WITS has paired up with Histrionix, a company that creates game-based curriculum for learning. Some people may not see an obvious connection between gaming and writing at first glance, but Histrionix CEO Rick Brennan sees it as a natural fit.
“Game design is a lot like storytelling,” he says. “You go from brainstorming and outlining, (to) rough drafting and editing.”
Some of the students’ stories are autobiographical, some are fantasy, and some are a little of both.
“So they might literally translate their story into a game using Gamestar Mechanic,” Brennan explains. “Or they might find a nuance to connect their poetry or their storytelling to a game.”

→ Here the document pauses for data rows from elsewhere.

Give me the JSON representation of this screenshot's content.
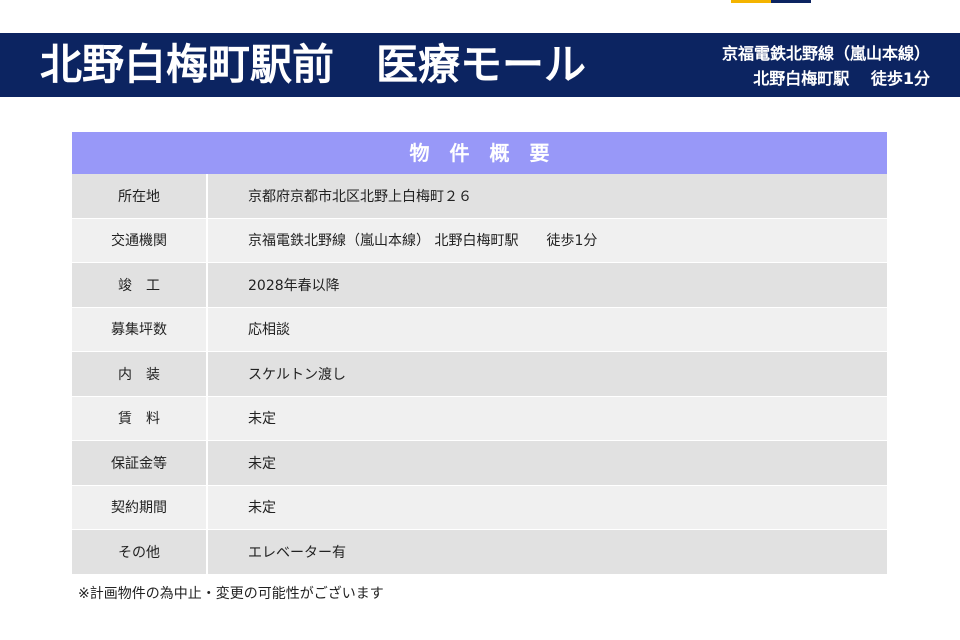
{
  "colors": {
    "header_bg": "#0c2461",
    "header_text": "#ffffff",
    "table_title_bg": "#9898f8",
    "row_dark": "#e1e1e1",
    "row_light": "#f0f0f0",
    "accent_left": "#f4b400",
    "accent_right": "#0c2461"
  },
  "header": {
    "title": "北野白梅町駅前　医療モール",
    "access_line1": "京福電鉄北野線（嵐山本線）",
    "access_line2": "北野白梅町駅　 徒歩1分"
  },
  "table": {
    "title": "物　件　概　要",
    "rows": [
      {
        "label": "所在地",
        "value": "京都府京都市北区北野上白梅町２６"
      },
      {
        "label": "交通機関",
        "value": "京福電鉄北野線（嵐山本線） 北野白梅町駅　　徒歩1分"
      },
      {
        "label": "竣　工",
        "value": "2028年春以降"
      },
      {
        "label": "募集坪数",
        "value": "応相談"
      },
      {
        "label": "内　装",
        "value": "スケルトン渡し"
      },
      {
        "label": "賃　料",
        "value": "未定"
      },
      {
        "label": "保証金等",
        "value": "未定"
      },
      {
        "label": "契約期間",
        "value": "未定"
      },
      {
        "label": "その他",
        "value": "エレベーター有"
      }
    ]
  },
  "footnote": "※計画物件の為中止・変更の可能性がございます"
}
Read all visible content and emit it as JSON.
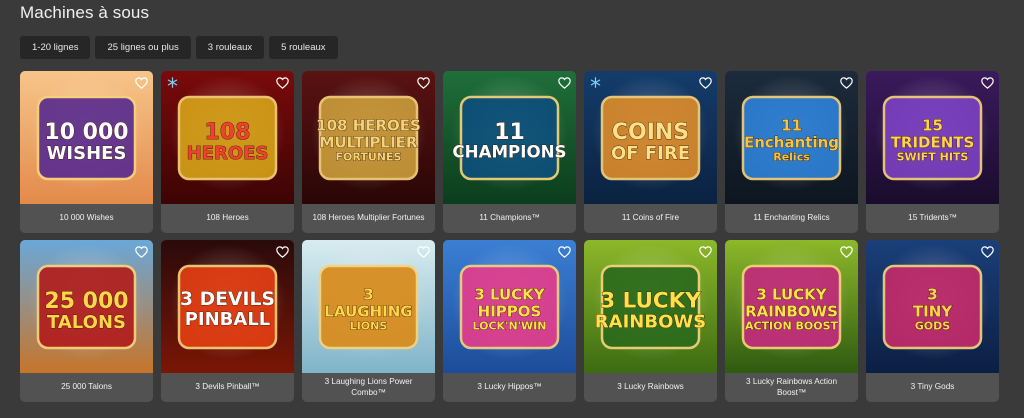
{
  "page": {
    "title": "Machines à sous"
  },
  "filters": [
    {
      "label": "1-20 lignes"
    },
    {
      "label": "25 lignes ou plus"
    },
    {
      "label": "3 rouleaux"
    },
    {
      "label": "5 rouleaux"
    }
  ],
  "games": [
    {
      "name": "10 000 Wishes",
      "logo": [
        "10 000",
        "WISHES"
      ],
      "bg": [
        "#f7c58a",
        "#e38a4b"
      ],
      "accent": "#5b2d8f",
      "text": "#ffffff",
      "snow": false
    },
    {
      "name": "108 Heroes",
      "logo": [
        "108",
        "HEROES"
      ],
      "bg": [
        "#7a0a0a",
        "#3d0404"
      ],
      "accent": "#d4a017",
      "text": "#f04030",
      "snow": true
    },
    {
      "name": "108 Heroes Multiplier Fortunes",
      "logo": [
        "108 HEROES",
        "MULTIPLIER",
        "FORTUNES"
      ],
      "bg": [
        "#5a1212",
        "#2a0606"
      ],
      "accent": "#c89a3a",
      "text": "#f3d27a",
      "snow": false
    },
    {
      "name": "11 Champions™",
      "logo": [
        "11",
        "CHAMPIONS"
      ],
      "bg": [
        "#1f6f3a",
        "#0c3d1d"
      ],
      "accent": "#0d4f7a",
      "text": "#ffffff",
      "snow": false
    },
    {
      "name": "11 Coins of Fire",
      "logo": [
        "COINS",
        "OF FIRE"
      ],
      "bg": [
        "#143c6b",
        "#0b2240"
      ],
      "accent": "#d9892a",
      "text": "#ffe08a",
      "snow": true
    },
    {
      "name": "11 Enchanting Relics",
      "logo": [
        "11",
        "Enchanting",
        "Relics"
      ],
      "bg": [
        "#1c2b3c",
        "#0d1620"
      ],
      "accent": "#2d7fd6",
      "text": "#f5c542",
      "snow": false
    },
    {
      "name": "15 Tridents™",
      "logo": [
        "15",
        "TRIDENTS",
        "SWIFT HITS"
      ],
      "bg": [
        "#3a1a5c",
        "#1a0c2c"
      ],
      "accent": "#7a3fbf",
      "text": "#ffd34d",
      "snow": false
    },
    {
      "name": "25 000 Talons",
      "logo": [
        "25 000",
        "TALONS"
      ],
      "bg": [
        "#6aa8d8",
        "#c7752a"
      ],
      "accent": "#b11e1e",
      "text": "#ffd54a",
      "snow": false
    },
    {
      "name": "3 Devils Pinball™",
      "logo": [
        "3 DEVILS",
        "PINBALL"
      ],
      "bg": [
        "#2a0a0a",
        "#7a1606"
      ],
      "accent": "#e23d12",
      "text": "#ffffff",
      "snow": false
    },
    {
      "name": "3 Laughing Lions Power Combo™",
      "logo": [
        "3",
        "LAUGHING",
        "LIONS"
      ],
      "bg": [
        "#d8ecf0",
        "#7fb4c8"
      ],
      "accent": "#d98b1a",
      "text": "#ffd54a",
      "snow": false
    },
    {
      "name": "3 Lucky Hippos™",
      "logo": [
        "3 LUCKY",
        "HIPPOS",
        "LOCK'N'WIN"
      ],
      "bg": [
        "#3b7fd4",
        "#1c4c9a"
      ],
      "accent": "#e23d8c",
      "text": "#ffe14a",
      "snow": false
    },
    {
      "name": "3 Lucky Rainbows",
      "logo": [
        "3 LUCKY",
        "RAINBOWS"
      ],
      "bg": [
        "#8cb82a",
        "#3d6b12"
      ],
      "accent": "#2b6b1c",
      "text": "#ffe14a",
      "snow": false
    },
    {
      "name": "3 Lucky Rainbows Action Boost™",
      "logo": [
        "3 LUCKY",
        "RAINBOWS",
        "ACTION BOOST"
      ],
      "bg": [
        "#8cb82a",
        "#2f5a10"
      ],
      "accent": "#c22a7a",
      "text": "#ffe14a",
      "snow": false
    },
    {
      "name": "3 Tiny Gods",
      "logo": [
        "3",
        "TINY",
        "GODS"
      ],
      "bg": [
        "#1a3f7a",
        "#0c1f42"
      ],
      "accent": "#c22a6a",
      "text": "#ffd34d",
      "snow": false
    }
  ]
}
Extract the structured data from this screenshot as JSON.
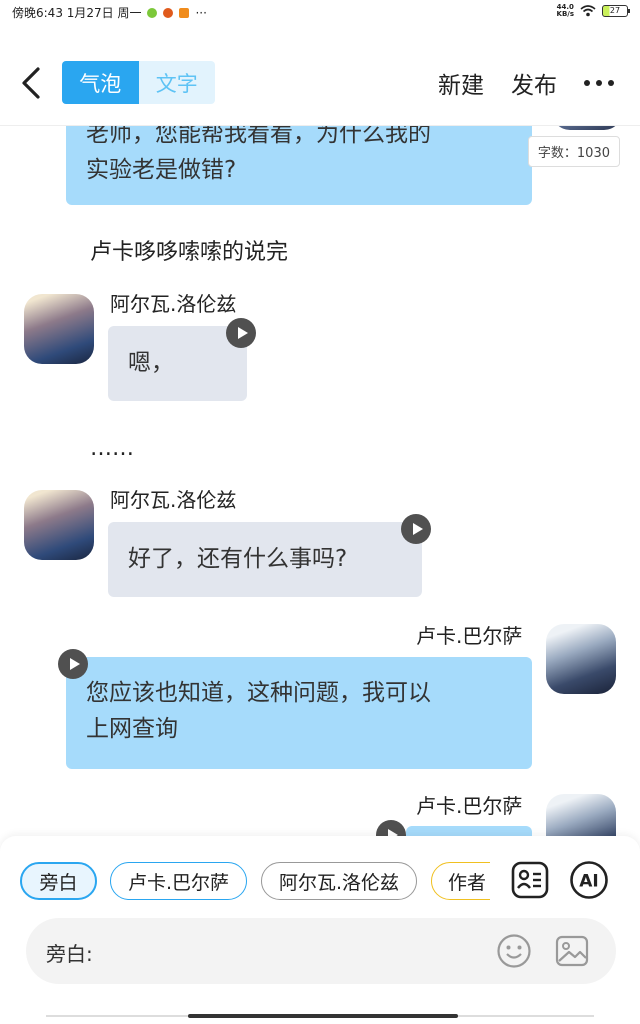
{
  "status_bar": {
    "time": "傍晚6:43 1月27日 周一",
    "more": "···",
    "net_speed_value": "44.0",
    "net_speed_unit": "KB/s",
    "battery": "27"
  },
  "header": {
    "tabs": [
      {
        "label": "气泡",
        "active": true
      },
      {
        "label": "文字",
        "active": false
      }
    ],
    "new_label": "新建",
    "publish_label": "发布"
  },
  "chat": {
    "word_count": "字数：1030",
    "messages": [
      {
        "speaker": "",
        "side": "right",
        "lines": [
          "老师，您能帮我看看，为什么我的",
          "实验老是做错?"
        ]
      },
      {
        "type": "narration",
        "text": "卢卡哆哆嗦嗦的说完"
      },
      {
        "speaker": "阿尔瓦.洛伦兹",
        "side": "left",
        "lines": [
          "嗯，"
        ]
      },
      {
        "type": "narration",
        "text": "……"
      },
      {
        "speaker": "阿尔瓦.洛伦兹",
        "side": "left",
        "lines": [
          "好了，还有什么事吗?"
        ]
      },
      {
        "speaker": "卢卡.巴尔萨",
        "side": "right",
        "lines": [
          "您应该也知道，这种问题，我可以",
          "上网查询"
        ]
      },
      {
        "speaker": "卢卡.巴尔萨",
        "side": "right",
        "lines": [
          ""
        ]
      }
    ]
  },
  "composer": {
    "chips": [
      "旁白",
      "卢卡.巴尔萨",
      "阿尔瓦.洛伦兹",
      "作者"
    ],
    "input_label": "旁白:",
    "input_value": ""
  },
  "colors": {
    "accent": "#2aa6f0",
    "bubble_blue": "#a6dbfb",
    "bubble_grey": "#e2e6ee",
    "chip_narration": "#2aa6f0",
    "chip_luca": "#2aa6f0",
    "chip_alva": "#888888",
    "chip_author": "#f0c020"
  }
}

Part of the funding for the program is coming from Houston Arts Alliance’s first-ever Jamail Innovation Grant, established to encourage arts groups to develop innovative partnerships with organizations who may not be art-related. WITS will receive $50,000 over the course of two years to grow the program with Histrionix.
“This is an influx of capital to help them gain that freedom to think,” says Richard Graber, HAA’s director of grants. “Allow themselves to explore and try that one-off thing, that experimental show, or bring technology into their work.”
Which is pretty empowering for the hundreds of students participating in the program, thanks to the grant. Kids like Jose, who’s near the end of his game. He’s just entered the level where his character receives the coveted prize at the temple.
There’s a little chime that sounds similar to a slot machine after a winning pull. “And now you have power,” he says, smiling.